常に自分がアイカの傍にいて守ってやれるわけじゃない。アイカが騎士団に入っている限りこの不安が消え去ることはなく、きっと心配で自分の方がもたないだろう。
「アイカ、その…」
「わたしね、とても楽しいわ。毎日休憩する時間もないくらい忙しくて、でも毎日初めて知ることばかりで、美味しいお店を騎士団のみんなが教えてくれたり、はじめての道を歩いてみたり。こんなこと、池にずっといたら知らなかったわ」
危険だからもう騎士はやめよう、安全な自分の屋敷に戻ろうと言いかけて、アイカの話に遮られる。ココを撫でながらしみじみと話す様子は騎士団に入ってからの日々を思い返しているのかもしれない。だが、まさかアイカが騎士団での生活を楽しいというのはギルバートにとって予想外だった。

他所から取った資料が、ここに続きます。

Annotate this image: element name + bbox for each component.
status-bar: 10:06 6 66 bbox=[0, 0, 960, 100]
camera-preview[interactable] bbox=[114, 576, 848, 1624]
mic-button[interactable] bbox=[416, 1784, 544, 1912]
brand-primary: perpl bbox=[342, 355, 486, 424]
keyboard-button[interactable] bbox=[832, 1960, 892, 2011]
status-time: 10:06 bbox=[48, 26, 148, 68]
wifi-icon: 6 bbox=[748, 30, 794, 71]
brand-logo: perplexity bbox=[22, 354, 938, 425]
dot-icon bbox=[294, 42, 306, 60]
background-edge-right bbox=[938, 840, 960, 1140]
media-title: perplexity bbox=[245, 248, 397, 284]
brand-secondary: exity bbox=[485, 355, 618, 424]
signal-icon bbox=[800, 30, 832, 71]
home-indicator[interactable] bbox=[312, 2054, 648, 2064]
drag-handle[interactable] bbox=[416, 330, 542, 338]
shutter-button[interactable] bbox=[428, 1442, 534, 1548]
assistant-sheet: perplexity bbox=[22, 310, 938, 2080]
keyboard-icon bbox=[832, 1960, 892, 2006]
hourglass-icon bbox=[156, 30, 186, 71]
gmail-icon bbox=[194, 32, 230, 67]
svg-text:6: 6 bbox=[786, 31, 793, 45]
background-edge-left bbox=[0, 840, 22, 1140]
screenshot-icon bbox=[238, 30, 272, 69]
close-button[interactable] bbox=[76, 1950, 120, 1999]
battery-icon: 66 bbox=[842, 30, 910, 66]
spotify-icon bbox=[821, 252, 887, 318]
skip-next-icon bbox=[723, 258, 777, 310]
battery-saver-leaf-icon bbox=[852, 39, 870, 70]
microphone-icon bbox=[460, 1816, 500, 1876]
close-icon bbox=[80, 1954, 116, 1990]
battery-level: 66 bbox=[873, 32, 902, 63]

報告では毎日倉庫の中で荷の確認をして、リストどおりに分配し、配達するだけの日々で、恐らくアイカが想像していただろう剣を振るような機会はなく、そろそろ現実の騎士団に飽きはじめたのではないかとこっそり期待していたのに。
まぁ、確かに池の中にいるだけじゃあ街を歩いたり、食べ物を買って食べたりはできないだろうな
生まれたばかりのアイカにとって王都アルバの街は見る物全てが目新しく、好奇心をかき立てられることだろう。
「ああ、そうだな……しかし、」
「ありがとうギルバート、私を騎士団に入れてくれて。私もっとみんなの役に立てるようお仕事がんばるわ」
「え?あ、俺も影ながら応援しているよ……」
真っ直ぐに自分を見て騎士団に入れてくれたことに礼を言うアイカに、危険だから騎士団はもうやめるべきだと言うタイミングを逃してしまう。
そして背後からギルバートの後を追ってやってきたらしいグレンの視線がとても痛かった。